Like the one about the Seleka, having entered Bangui, mistakenly assaulting the so-called Chinese Hospital at the edge of the city centre because they thought it was the presidential palace.

Or the one about the roving telephone card sellers who didn’t know what to do when the fighters threateningly demanded a recharge for their mobile phones. Except what the warriors brandished weren’t mobile phones at all. They were air conditioner remote controls. This story has been told all over Bangui, and perhaps it’s not even true. But what is true is that the inhabitants, despite their painful daily lives, enjoy a good laugh at the expense of the city’s new masters, in a country where the contrast between the capital and the rest of the country is stark.

And so there’s light relief in incidents like the one about Seleka fighters stealing a bunch of NGO vehicles only to drive them into the ditch, because they forgot to learn how to drive before their pillaging rampage. But when you hear that one of them, his stolen vehicle out of control, drove into and killed a family, the smiles freeze.
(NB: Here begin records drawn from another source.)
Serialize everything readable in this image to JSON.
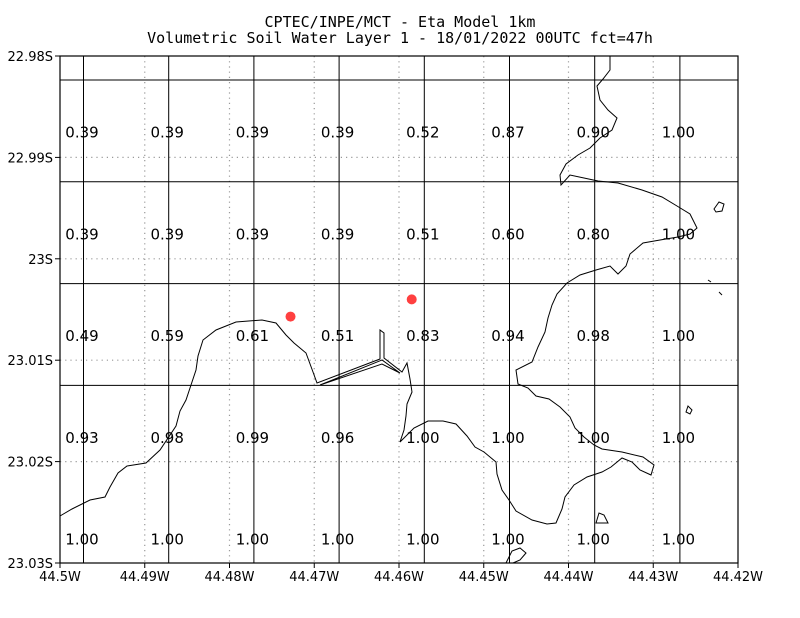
{
  "header": {
    "line1": "CPTEC/INPE/MCT -  Eta Model 1km",
    "line2": "Volumetric Soil Water Layer 1 - 18/01/2022 00UTC fct=47h"
  },
  "chart_data": {
    "type": "heatmap",
    "title": "CPTEC/INPE/MCT -  Eta Model 1km",
    "subtitle": "Volumetric Soil Water Layer 1 - 18/01/2022 00UTC fct=47h",
    "x_ticks": [
      "44.5W",
      "44.49W",
      "44.48W",
      "44.47W",
      "44.46W",
      "44.45W",
      "44.44W",
      "44.43W",
      "44.42W"
    ],
    "y_ticks": [
      "22.98S",
      "22.99S",
      "23S",
      "23.01S",
      "23.02S",
      "23.03S"
    ],
    "xlim": [
      -44.5,
      -44.42
    ],
    "ylim": [
      -23.03,
      -22.98
    ],
    "grid_values": [
      [
        "0.39",
        "0.39",
        "0.39",
        "0.39",
        "0.52",
        "0.87",
        "0.90",
        "1.00"
      ],
      [
        "0.39",
        "0.39",
        "0.39",
        "0.39",
        "0.51",
        "0.60",
        "0.80",
        "1.00"
      ],
      [
        "0.49",
        "0.59",
        "0.61",
        "0.51",
        "0.83",
        "0.94",
        "0.98",
        "1.00"
      ],
      [
        "0.93",
        "0.98",
        "0.99",
        "0.96",
        "1.00",
        "1.00",
        "1.00",
        "1.00"
      ],
      [
        "1.00",
        "1.00",
        "1.00",
        "1.00",
        "1.00",
        "1.00",
        "1.00",
        "1.00"
      ]
    ],
    "markers": [
      {
        "lon": -44.4728,
        "lat": -23.0057,
        "color": "#ff4040"
      },
      {
        "lon": -44.4585,
        "lat": -23.004,
        "color": "#ff4040"
      }
    ]
  }
}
Some of the best laughs are prompted by the noms-de-guerre of some officers, like one hearty officer they call “Colonel Superman”. Or General Bin Laden, who even had a stamp made with that pretty name.
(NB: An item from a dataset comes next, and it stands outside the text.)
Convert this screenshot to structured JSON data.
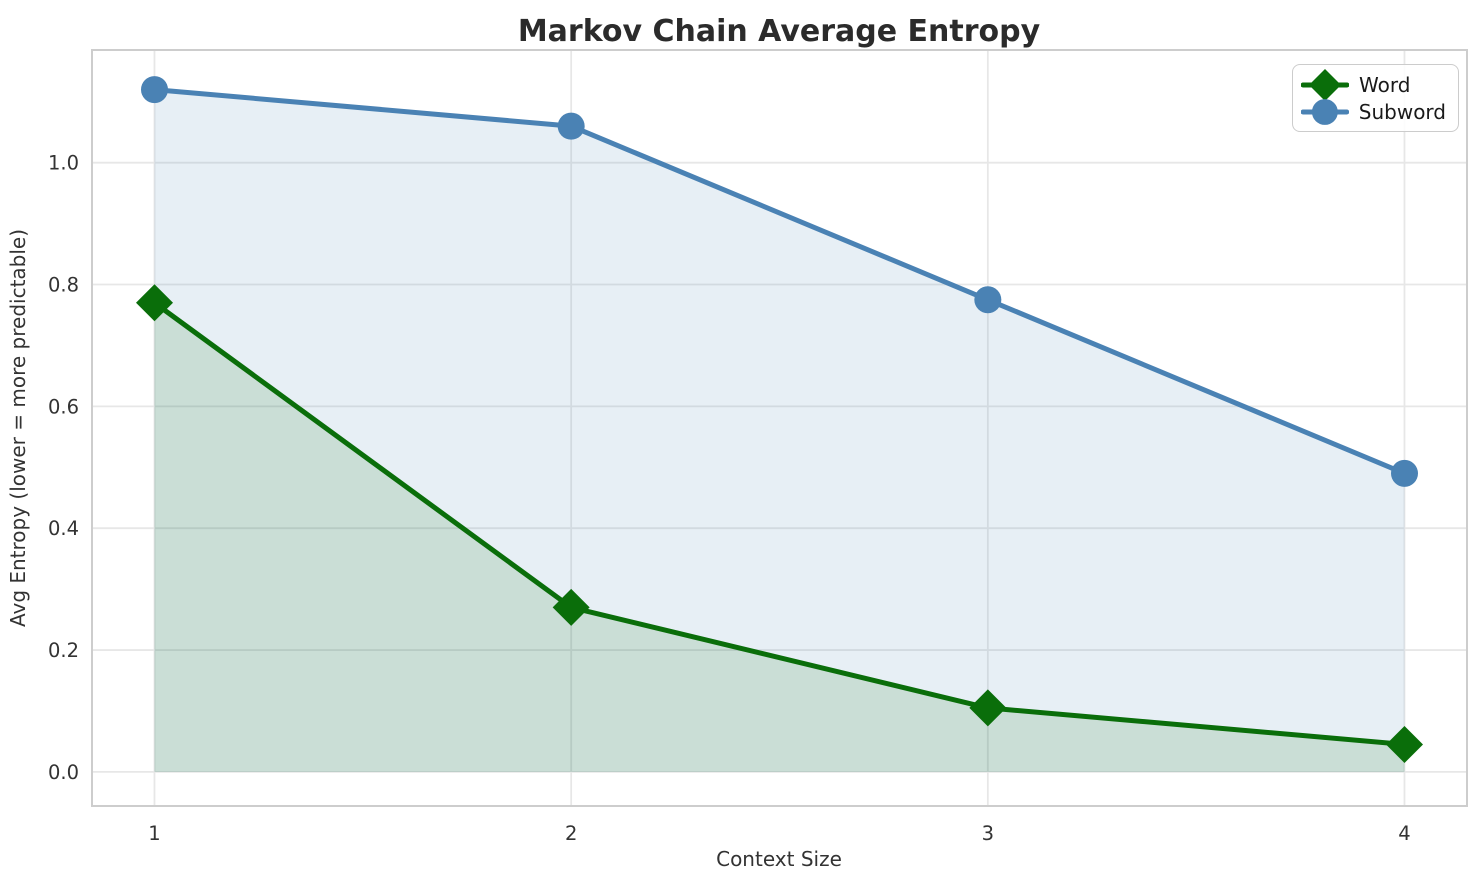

And how to suppress a grin when you get stopped on a dirt road by a Captain Jack Bauer who, as one of his comrades whispers in my ear, “never laughs at all”.

And here’s one more: A special forces mate of mine told me a story, from another war in another African country, about an officer at a checkpoint called ‘The Chief’ and whose distinctive feature was a rubber glove he always wore on his head.

A Multinational Force of Central Africa (FOMAC) patrol in Bangui. July 20, 2013.
AFP Photo / Xavier Bourgois

I met the super-colonel some time later. A cool guy, very motivated to do his job right. Except we couldn’t go off into the city that day to eradicate crime. He didn’t have a weapon, or a car.

It’s tempting to tell these offbeat stories just for a laugh and to put things in perspective. But sadly, once the laughter has died down, reality returns with a vengeance. Whether they wear a rubber glove as headgear, or call themselves Bin Laden, Jack Bauer or forget whether they’re a corporal or a general, they’re fighters who still have their work cut out for them in this dangerous and troubled country.

A Seleka fighter. Bangui, July 25, 2013.